Tuesday, December 8, 2009

Heat pump efficiency

Here's something that surprised me...I guess I didn't pay close enough attention in thermodynamics class....

What's the most efficient way to heat a house, a) burn natural gas, or b) run an electrically powered "heat pump" system?

I would have answered a), thinking that nothing could be more efficient than to burn an energy source directly into heat. But this is totally wrong. It is actually far more efficient to let the power company burn that gas to generate electricity, and then use the electricity to run your heat pump.

The outside air may be colder than the inside, but it still stores plenty of heat - the only trick is how to get it from the outside to the inside. Heat doesn't naturally move from a colder place to a hotter place, so it takes energy to pump it, but there is a multiplier factor: a given amount of energy can transfer several times that amount of heat.

Heat pumps really seem like a case of "something for nothing". How can energy E magically pump 3E or 4E of heat from the freezing outdoors to the inside of your house?

The first key is that the outside and inside temperatures are actually not that different, when measured in the Kelvin scale, i.e., starting from -460 Farenheit. The difference between 68 degrees indoors and 32 outdoors is only about 6% on this scale.

The second key is that the obstacle to transferring heat from outdoors to in is not energy, but entropy. After all, we are not talking about creating any energy - just moving it around.
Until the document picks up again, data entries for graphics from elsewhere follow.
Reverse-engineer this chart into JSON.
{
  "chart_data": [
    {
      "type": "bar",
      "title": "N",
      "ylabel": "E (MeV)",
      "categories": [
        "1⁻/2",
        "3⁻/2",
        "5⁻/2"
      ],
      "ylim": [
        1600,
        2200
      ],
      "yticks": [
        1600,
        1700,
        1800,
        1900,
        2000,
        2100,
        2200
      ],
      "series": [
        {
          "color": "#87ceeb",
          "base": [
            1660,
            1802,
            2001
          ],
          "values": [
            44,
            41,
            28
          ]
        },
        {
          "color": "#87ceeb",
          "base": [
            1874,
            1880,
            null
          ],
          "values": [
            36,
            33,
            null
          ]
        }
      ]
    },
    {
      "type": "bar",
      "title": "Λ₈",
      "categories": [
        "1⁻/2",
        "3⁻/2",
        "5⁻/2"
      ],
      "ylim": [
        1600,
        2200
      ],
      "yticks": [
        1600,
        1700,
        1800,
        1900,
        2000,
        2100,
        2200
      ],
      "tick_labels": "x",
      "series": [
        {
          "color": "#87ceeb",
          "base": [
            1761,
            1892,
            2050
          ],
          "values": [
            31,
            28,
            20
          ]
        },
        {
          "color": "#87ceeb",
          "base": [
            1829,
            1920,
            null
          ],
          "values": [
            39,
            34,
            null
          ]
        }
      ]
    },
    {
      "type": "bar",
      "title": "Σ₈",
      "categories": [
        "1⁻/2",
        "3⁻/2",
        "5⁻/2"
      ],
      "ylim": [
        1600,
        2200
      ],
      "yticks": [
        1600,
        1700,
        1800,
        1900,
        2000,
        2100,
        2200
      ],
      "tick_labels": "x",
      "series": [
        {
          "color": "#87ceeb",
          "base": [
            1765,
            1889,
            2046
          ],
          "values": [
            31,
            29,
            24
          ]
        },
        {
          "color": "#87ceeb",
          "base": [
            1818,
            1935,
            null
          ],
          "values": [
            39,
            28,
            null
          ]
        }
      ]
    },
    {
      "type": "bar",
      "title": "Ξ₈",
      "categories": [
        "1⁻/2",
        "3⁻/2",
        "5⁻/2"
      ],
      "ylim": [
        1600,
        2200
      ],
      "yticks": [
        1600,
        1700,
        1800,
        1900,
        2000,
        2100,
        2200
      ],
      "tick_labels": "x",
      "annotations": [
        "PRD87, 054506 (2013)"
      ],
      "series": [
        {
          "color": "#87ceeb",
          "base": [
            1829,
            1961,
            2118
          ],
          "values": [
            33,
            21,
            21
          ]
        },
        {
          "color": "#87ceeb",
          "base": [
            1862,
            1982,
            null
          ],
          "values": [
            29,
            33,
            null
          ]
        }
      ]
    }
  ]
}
Energy ordinarily doesn't move from cold to hot places because it has lower entropy in the hot place 1; however, the entropy difference is not that great for normal temperatures because it depends on the temperature difference in Kelvin.

The third key is that the energy we use to run the heat pump has to be in a very low-entropy form, such as natural gas, rather than a high-entropy form such as the air inside the house. (We could not use the energy in that air to power the heat pump!)

To pump energy from outside to inside, then, all we have to do is make up the relatively small difference in entropy, which we can do by taking a little bit of low-entropy energy and converting it to high entropy.

Of course this doesn't tell us how to make a heat pump, it just tells us something about the performance we can expect. But a heat pump is not complicated - it is just a refrigerator or air conditioner turned backwards.

Added 8/4/2013: Since the heat pump is just a standard heat engine running in reverse, its efficiency is the inverse of that of a heat engine. The efficiency of an ideal heat engine is W/Q=(H-C)/H where H is the hot temperature and C is the cold, and W is the work done while Q is the heat transferred.  The "efficiency" of a heat pump is just the inverse of this, Q/W, and it will always be greater than one, at least for a reasonably well constructed engine.

I learned this from the book "Sustainable Energy - Without the Hot Air", by David MacKay, a book I highly recommend.

1 Hot energy has lower entropy than cold energy because the cold energy spreads over more "degrees of freedom". For example, one Joule at a cold temperature may be shared over N particles, while at a hot temperature it is only shared over N/2 particles, because the particles are all moving around faster on average.